Control flow with deferred values can be challenging. Some helpers:
async_reflect()
creates an async function that always succeeds.
This is useful if you want to apply it to a collection, and don't
want to stop at the first error.
async_retry()
tries an async function a number of times.
async_retryable()
turns a regular function into a retryable one.
async_sequence()
chains two async functions.
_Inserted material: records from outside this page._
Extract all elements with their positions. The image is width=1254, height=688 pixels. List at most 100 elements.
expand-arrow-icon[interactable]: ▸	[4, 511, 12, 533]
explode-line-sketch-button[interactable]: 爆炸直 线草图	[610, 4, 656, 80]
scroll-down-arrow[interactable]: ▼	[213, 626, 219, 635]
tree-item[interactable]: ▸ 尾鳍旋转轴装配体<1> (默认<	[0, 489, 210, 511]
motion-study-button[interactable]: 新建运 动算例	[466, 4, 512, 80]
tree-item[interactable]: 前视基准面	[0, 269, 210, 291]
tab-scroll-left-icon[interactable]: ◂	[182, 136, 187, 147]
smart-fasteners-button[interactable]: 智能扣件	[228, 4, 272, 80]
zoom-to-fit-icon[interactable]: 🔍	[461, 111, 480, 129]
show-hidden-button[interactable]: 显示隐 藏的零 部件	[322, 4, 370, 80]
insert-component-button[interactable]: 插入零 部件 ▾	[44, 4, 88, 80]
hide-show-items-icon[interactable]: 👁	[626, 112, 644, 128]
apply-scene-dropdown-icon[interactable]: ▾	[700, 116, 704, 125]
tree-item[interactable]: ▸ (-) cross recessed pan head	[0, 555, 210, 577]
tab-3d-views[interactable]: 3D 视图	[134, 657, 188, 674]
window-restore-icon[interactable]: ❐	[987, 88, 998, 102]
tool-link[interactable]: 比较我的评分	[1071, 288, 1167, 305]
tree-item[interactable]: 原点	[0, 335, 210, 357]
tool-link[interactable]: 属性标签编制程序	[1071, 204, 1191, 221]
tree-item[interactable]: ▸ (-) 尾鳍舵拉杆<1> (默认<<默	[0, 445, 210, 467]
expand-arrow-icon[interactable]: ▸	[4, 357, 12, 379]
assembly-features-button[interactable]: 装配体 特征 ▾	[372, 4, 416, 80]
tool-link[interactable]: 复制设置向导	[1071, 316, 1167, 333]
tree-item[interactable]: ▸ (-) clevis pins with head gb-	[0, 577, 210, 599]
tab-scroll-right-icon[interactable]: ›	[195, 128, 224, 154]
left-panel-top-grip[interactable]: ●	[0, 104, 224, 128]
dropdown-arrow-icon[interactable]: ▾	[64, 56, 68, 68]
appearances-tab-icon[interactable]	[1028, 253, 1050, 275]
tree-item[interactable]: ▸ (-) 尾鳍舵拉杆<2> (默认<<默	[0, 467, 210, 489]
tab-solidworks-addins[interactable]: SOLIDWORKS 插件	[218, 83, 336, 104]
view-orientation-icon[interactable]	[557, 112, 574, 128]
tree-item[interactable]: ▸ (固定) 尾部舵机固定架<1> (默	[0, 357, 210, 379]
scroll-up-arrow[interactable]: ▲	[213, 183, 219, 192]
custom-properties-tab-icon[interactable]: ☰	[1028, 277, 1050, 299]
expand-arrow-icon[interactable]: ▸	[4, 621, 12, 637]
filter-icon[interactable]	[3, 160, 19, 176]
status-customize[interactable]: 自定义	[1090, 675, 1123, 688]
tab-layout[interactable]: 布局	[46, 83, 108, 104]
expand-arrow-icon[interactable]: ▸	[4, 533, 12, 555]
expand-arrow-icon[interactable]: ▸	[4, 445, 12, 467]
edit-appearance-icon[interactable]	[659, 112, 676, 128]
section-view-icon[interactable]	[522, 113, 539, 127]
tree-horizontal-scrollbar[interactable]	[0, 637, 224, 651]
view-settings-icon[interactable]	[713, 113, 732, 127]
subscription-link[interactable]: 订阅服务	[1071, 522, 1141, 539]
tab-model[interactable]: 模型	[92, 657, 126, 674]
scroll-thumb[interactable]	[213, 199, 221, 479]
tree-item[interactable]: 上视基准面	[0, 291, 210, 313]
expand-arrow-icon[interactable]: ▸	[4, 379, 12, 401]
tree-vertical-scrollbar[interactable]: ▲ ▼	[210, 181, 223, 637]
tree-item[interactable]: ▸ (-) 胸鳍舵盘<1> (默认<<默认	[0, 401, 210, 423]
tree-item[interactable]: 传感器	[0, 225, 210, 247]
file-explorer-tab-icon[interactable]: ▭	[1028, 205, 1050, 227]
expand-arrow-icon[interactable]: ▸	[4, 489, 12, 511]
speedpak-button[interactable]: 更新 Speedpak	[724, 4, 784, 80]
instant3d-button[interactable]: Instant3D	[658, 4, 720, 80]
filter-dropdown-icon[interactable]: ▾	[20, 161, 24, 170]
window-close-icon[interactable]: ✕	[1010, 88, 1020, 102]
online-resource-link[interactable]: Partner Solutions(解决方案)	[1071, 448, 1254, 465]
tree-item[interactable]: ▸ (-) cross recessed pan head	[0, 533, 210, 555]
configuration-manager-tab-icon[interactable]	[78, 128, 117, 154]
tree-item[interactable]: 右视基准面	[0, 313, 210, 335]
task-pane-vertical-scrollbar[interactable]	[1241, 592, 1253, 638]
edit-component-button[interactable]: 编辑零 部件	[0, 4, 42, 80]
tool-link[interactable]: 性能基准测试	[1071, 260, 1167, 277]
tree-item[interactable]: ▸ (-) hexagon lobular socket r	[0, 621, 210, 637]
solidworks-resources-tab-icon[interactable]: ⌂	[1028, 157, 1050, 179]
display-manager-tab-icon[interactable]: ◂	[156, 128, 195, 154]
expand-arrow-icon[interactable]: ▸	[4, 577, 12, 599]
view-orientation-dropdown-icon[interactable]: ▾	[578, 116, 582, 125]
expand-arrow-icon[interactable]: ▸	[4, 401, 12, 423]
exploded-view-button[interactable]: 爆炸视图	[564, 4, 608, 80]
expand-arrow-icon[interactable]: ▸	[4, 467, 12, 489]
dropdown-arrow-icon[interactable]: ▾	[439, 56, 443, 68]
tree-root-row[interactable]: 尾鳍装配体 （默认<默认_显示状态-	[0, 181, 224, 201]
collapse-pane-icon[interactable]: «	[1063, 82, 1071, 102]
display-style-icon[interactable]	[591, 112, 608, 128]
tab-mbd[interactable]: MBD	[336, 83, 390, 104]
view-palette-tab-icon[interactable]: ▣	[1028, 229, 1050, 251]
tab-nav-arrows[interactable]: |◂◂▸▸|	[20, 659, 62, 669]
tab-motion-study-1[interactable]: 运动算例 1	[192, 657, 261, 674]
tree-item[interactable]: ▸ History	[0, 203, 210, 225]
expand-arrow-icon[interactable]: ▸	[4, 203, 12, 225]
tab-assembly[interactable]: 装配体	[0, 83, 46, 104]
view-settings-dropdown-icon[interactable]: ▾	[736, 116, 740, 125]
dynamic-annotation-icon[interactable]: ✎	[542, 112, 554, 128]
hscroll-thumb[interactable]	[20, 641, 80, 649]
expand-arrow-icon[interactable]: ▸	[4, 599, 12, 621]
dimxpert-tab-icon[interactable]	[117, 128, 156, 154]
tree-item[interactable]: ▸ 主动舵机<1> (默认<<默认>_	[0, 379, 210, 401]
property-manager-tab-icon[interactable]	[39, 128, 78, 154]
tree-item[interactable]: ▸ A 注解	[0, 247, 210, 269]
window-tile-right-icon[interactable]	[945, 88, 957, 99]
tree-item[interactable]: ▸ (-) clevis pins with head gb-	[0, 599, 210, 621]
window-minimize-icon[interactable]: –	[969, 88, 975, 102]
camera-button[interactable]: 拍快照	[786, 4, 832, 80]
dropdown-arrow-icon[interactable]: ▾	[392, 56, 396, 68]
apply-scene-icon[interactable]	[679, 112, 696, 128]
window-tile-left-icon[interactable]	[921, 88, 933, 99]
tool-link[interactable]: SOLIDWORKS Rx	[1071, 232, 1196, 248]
Calling their sequence is
equivalent calling then()
on them, but async_sequence()
is easier to
use programmatically.
async_until()
and async_whilst()
let you call an async function
repeatedly, until or while a (syncronous) condition holds.
* async_timeout()
runs an async function with a timeout.
async_constant()
takes a value and creates and asynchronous function
that returns that value.Query the crandb API, get the authors of the packages with the most reverse dependencies.
fromJSON <- function(x) jsonlite::fromJSON(x, simplifyVector = FALSE) revdep_authors <- function() { get_author <- function(package) { url <- paste0("https://crandb.r-pkg.org/", package) http_get(url)$ then(function(x) fromJSON(rawToChar(x$content)))$ then(function(x) x$Author) } http_get("https://crandb.r-pkg.org/-/topdeps/devel")$ then(function(x) fromJSON(rawToChar(x$content)))$ then(function(x) names(unlist(x)))$ then(function(x) async_map(x, get_author)) } synchronise(revdep_authors())[1:3]
The following code returns the 2 URLs that respond with the shortest response time.
response_time <- async(function(url) { http_head(url)$ then(http_stop_for_status)$ then(function(x) setNames(x[["times"]][["total"]], url))$ catch(error = function() setNames(Inf, url)) }) fastest_urls <- async(function(urls, n = 2) { reqs <- lapply(urls, response_time) when_some(n, .list = reqs)$ then(function(x) sort(unlist(x))) }) urls <- c("https://cran.rstudio.com", "https://cran.r-project.org", "https://www.stats.bris.ac.uk/R/", "https://cran.uib.no/") synchronise(fastest_urls(urls))
See the package vignettes for more examples.